In this manner, they provide the model some basic physics knowledge that it uses to make more accurate predictions.
This latest model utilizes the identical data because the old model. And while their method will be more computationally intensive, the researchers show that the extra cost is comparatively small.
Buoyant performance
They evaluated the brand new model using synthetic and real ocean buoy data. Since the synthetic data were fabricated by the researchers, they might compare the model’s predictions to ground-truth currents and divergences. But simulation involves assumptions that won’t reflect real life, so the researchers also tested their model using data captured by real buoys released within the Gulf of Mexico.
Credit: Consortium of Advanced Research for Transport of Hydrocarbons within the Environment
In each case, their method demonstrated superior performance for each tasks, predicting currents and identifying divergences, compared to the usual Gaussian process and one other machine-learning approach that used a neural network. For instance, in a single simulation that included a vortex adjoining to an ocean current, the brand new method accurately predicted no divergence while the previous Gaussian process method and the neural network method each predicted a divergence with very high confidence.
The technique can also be good at identifying vortices from a small set of buoys, Broderick adds.
Now that they’ve demonstrated the effectiveness of using a Helmholtz decomposition, the researchers want to include a time element into their model, since currents can vary over time in addition to space. As well as, they need to higher capture how noise impacts the information, equivalent to winds that sometimes affect buoy velocity. Separating that noise from the information could make their approach more accurate.
“Our hope is to take this noisily observed field of velocities from the buoys, after which say what’s the actual divergence and actual vorticity, and predict away from those buoys, and we predict that our latest technique might be helpful for this,” she says.
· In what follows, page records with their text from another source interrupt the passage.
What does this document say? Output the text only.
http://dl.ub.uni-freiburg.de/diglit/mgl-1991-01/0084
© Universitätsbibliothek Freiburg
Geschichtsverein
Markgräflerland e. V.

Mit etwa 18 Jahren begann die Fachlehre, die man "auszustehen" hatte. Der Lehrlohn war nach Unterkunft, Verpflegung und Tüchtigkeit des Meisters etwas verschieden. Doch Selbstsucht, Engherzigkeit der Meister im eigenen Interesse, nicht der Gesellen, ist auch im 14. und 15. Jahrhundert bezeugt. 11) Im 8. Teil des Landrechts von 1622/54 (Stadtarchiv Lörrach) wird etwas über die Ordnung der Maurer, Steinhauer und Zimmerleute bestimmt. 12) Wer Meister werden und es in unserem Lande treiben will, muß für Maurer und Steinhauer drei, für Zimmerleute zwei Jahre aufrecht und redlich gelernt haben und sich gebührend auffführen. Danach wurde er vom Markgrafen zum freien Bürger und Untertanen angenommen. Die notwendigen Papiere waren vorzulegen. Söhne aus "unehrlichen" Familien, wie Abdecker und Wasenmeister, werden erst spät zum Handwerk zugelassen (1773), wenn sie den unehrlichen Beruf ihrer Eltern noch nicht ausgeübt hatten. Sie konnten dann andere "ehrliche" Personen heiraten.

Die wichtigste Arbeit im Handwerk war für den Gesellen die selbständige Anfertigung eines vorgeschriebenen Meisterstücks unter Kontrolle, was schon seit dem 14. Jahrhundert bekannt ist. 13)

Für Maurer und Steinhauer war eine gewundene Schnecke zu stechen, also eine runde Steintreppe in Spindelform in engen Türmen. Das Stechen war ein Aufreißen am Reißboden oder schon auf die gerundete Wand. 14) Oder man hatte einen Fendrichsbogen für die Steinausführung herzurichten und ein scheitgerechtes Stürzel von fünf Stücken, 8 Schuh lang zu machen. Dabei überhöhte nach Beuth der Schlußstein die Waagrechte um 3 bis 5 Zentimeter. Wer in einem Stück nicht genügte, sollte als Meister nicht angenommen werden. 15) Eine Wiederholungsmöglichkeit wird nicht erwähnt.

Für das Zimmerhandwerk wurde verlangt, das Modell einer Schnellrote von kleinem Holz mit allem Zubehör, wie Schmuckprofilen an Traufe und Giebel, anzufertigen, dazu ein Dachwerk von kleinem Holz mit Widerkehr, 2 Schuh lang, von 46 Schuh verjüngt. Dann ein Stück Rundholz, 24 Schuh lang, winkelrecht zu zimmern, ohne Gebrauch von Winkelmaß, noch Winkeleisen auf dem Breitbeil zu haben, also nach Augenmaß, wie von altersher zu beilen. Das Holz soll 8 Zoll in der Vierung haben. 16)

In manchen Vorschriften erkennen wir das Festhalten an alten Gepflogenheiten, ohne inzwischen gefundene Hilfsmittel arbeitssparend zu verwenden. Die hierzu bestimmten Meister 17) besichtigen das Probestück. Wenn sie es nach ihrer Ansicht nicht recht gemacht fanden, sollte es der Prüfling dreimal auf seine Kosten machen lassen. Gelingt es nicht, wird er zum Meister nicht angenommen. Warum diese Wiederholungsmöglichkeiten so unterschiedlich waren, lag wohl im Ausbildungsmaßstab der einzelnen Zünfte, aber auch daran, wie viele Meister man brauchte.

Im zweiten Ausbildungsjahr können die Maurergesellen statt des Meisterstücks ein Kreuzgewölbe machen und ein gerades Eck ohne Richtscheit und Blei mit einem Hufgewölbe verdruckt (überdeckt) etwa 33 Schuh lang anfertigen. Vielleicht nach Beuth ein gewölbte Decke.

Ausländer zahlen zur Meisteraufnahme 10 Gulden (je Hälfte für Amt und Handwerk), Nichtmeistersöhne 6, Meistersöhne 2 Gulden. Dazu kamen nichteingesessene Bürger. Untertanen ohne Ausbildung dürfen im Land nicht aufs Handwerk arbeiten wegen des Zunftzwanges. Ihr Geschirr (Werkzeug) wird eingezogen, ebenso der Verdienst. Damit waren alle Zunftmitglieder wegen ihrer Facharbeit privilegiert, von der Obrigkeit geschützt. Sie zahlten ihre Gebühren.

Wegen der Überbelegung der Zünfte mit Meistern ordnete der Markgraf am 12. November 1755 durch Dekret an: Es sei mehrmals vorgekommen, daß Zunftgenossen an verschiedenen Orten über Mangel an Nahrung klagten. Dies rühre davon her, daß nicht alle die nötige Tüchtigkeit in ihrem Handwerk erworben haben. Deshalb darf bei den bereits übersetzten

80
“The authors cleverly integrate known behaviors from fluid dynamics to model ocean currents in a versatile model,” says Massimiliano Russo, an associate biostatistician at Brigham and Women’s Hospital and instructor at Harvard Medical School, who was not involved with this work. “The resulting approach retains the pliability to model the nonlinearity within the currents but also can characterize phenomena equivalent to vortices and connected currents that will only be noticed if the fluid dynamic structure is integrated into the model. This is a wonderful example of where a versatile model will be substantially improved with a well thought and scientifically sound specification.”
This research is supported, partially, by the Office of Naval Research, a National Science Foundation (NSF) CAREER Award, and the Rosenstiel School of Marine, Atmospheric, and Earth Science on the University of Miami.